Sonuçta bir hayattır, naftalinler kullanır
Parası çıkmazsa gider sakal bıyık bırakır
Sevgilisi yoktur ve artık sevgiside yoktur
Radyoda söylenmeyen bir ölüm sessizce kepenklerini kapatır...

AHMET ERHAN
 
Ynt: Niye Şiir Olmasın!!!

AKŞAM

Nereye gitsem,
Hangi boylama sığınsam
Bir kentin kenar mahalleleri gözlerin
Ne kadar bulvarlara yerleştirsem de anılarımı..
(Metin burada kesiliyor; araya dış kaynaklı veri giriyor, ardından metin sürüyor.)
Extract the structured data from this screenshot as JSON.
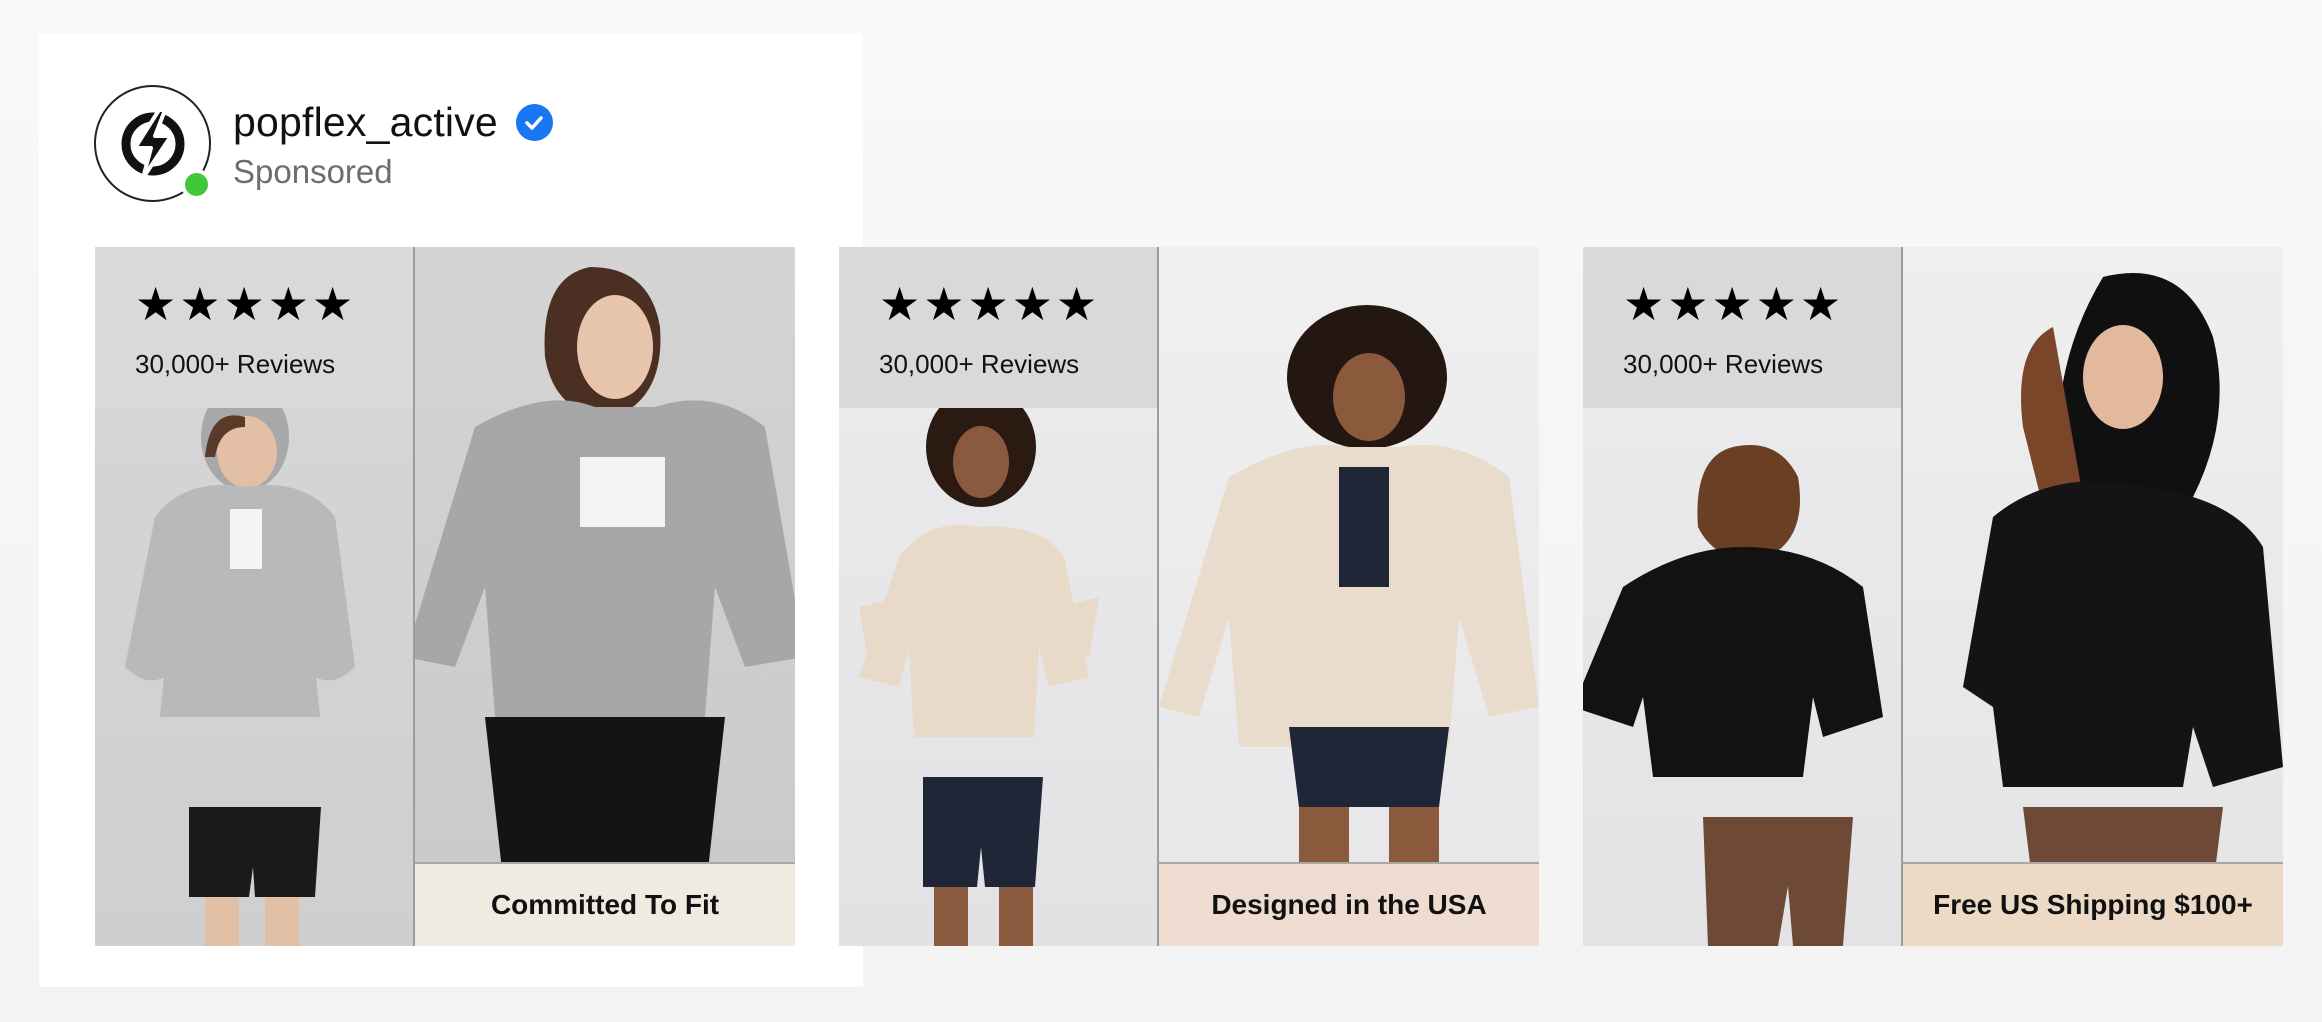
{
  "post": {
    "username": "popflex_active",
    "sponsored_label": "Sponsored",
    "avatar_icon": "lightning-bolt-icon",
    "verified_icon": "verified-check-icon",
    "online_status_color": "#3fc83a",
    "verified_color": "#1877f2"
  },
  "carousel": [
    {
      "stars": "★★★★★",
      "reviews": "30,000+ Reviews",
      "caption": "Committed To Fit",
      "caption_bg": "#efebe0",
      "hoodie_color": "#b4b4b6"
    },
    {
      "stars": "★★★★★",
      "reviews": "30,000+ Reviews",
      "caption": "Designed in the USA",
      "caption_bg": "#efdcd0",
      "hoodie_color": "#eadccb"
    },
    {
      "stars": "★★★★★",
      "reviews": "30,000+ Reviews",
      "caption": "Free US Shipping $100+",
      "caption_bg": "#ecdac6",
      "hoodie_color": "#141414"
    }
  ]
}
Sensin, kendinden öte bir şeysin.
Bence biraz daha uzatmalısın saçlarını,
Bir yaprak fırtınasında usulca rakı içeyim.

Anladım,
Adı niye akşamsefası bu çiçeğin...

AHMET ERHAN
 
Ynt: Niye Şiir Olmasın!!!

AĞAÇ

Bu şiire girmek için
yıllarca bekledi
şu yaşlı ağaç.
Kimse onu anlamadı.
Yanından geçen
birini görünce
usulca kımıldanmasını bile
bir şeylere
yormadı...
Yolun kıyısında duran
yapraksız,tozlu ağaç
işte bir şiire girdin.
Artık yalnızca
bir ağaç
değilsin.

AHMET ERHAN
 
Ynt: Niye Şiir Olmasın!!!

AĞIT...

Çiçekçi bana bir gül ver
sevgilime değil bir ölü için
Çiçekçi bana bir gül ver
İçine gözyaşlarımı sığdırabileyim.

Yakasına böyle bir gül takmıştı
O gün bir görseydin sen onu
Çİçekçi bana bir gül ver
Sanki o güldendi bütün mutluluğu

Sen de : - Bir arkadaşın öldü
Ben diyeyim : - Kardeşim !
Çiçekçi bana bir gül ver
Götürüp tabutuna iliştireyim.

Kaldırımlarda kömür tozları
Bacalarda koyu bir duman var
Kara bir gökyüzü tek özelliği bu kentin
Çiçekçi bana bir gül ver

Kapalı perdeleri açabilse gülüm
Kapalı kapıları kırabilse
Kapalı yüreklere girebilse...
Çiçekçi bana bir gül ver

- Beyim, gül olmaz ki bu mevsimde!

AHMET ERHAN
 
Ynt: Niye Şiir Olmasın!!!

Herkesin eline, yüreğine sağlık, sürekli takip edeceğim.
 
Ynt: Niye Şiir Olmasın!!!

bu kısım zaten Sayın Onurcan'ın tekelinde,saolsun şiirsiz bırakmıyor bizi..Yüreğine sağlık arkadaşım.
 
Ynt: Niye Şiir Olmasın!!!

ABLAM İÇİN GAZEL

Ablam çiçekli basma giyerdi.
Gurbet ustasıydı,
Sıla mı,hüzün saatleri mi?
Eylülün ilk haftasıydı.

Saçlarını tarasa akıp giderdi onlarca keder.
Darılsa bana kumral bir yalnızlığa başlardı.

Verandanın köşesinde siyah- beyazdı sesi.
Ablam yaşasaydı solgun şarkılar söylerdi.

Eylül müydü albümden düşmüş sonbahar mı?
Ne güzel güldü bütün özlemi sarardı.

Bir gün kalbi kuş uçmayan atlaslara gömüldü.
Yaşasaydı kuş olup cezayir menekşelerine konardı.

AHMET ADA
 
Ynt: Niye Şiir Olmasın!!!

ACIYLA AKRAN

Burda mayalanan aşkın yedeğinde
Gün vurdu mu yüzünü sulara
Bir haber beklerim sevinçli
Ulaşan mermere, taşa, içerdeki dosta
Usulcacık bir türküye girer gibi
Bir haber; kuşların kanadında

Burda taşrada bir esimlik rüzgar
Üşüttü mü gül yaprağını gizlice
Duyarım yüreğimde sessizce
Geri gelmeyecek örselenmiş gençliğimi

Bir haber döndürebilir beni
Buğulu mavi bozkır günlerime
Sarınıp yıldızlı gecelere, öyle ki
Çekip gidebilirim ipsiz serseri
Çalımsız bir ıslık tutturarak
Kırık dökük dizelerime benzeyen

Burda ırmağın sesinden başka
Yüreğimi uslandıracak kimse kalmadı
Haber gönder, çık gel, acıyla akranım artık
Ağarabilir usulca göğsümdeki karaltı.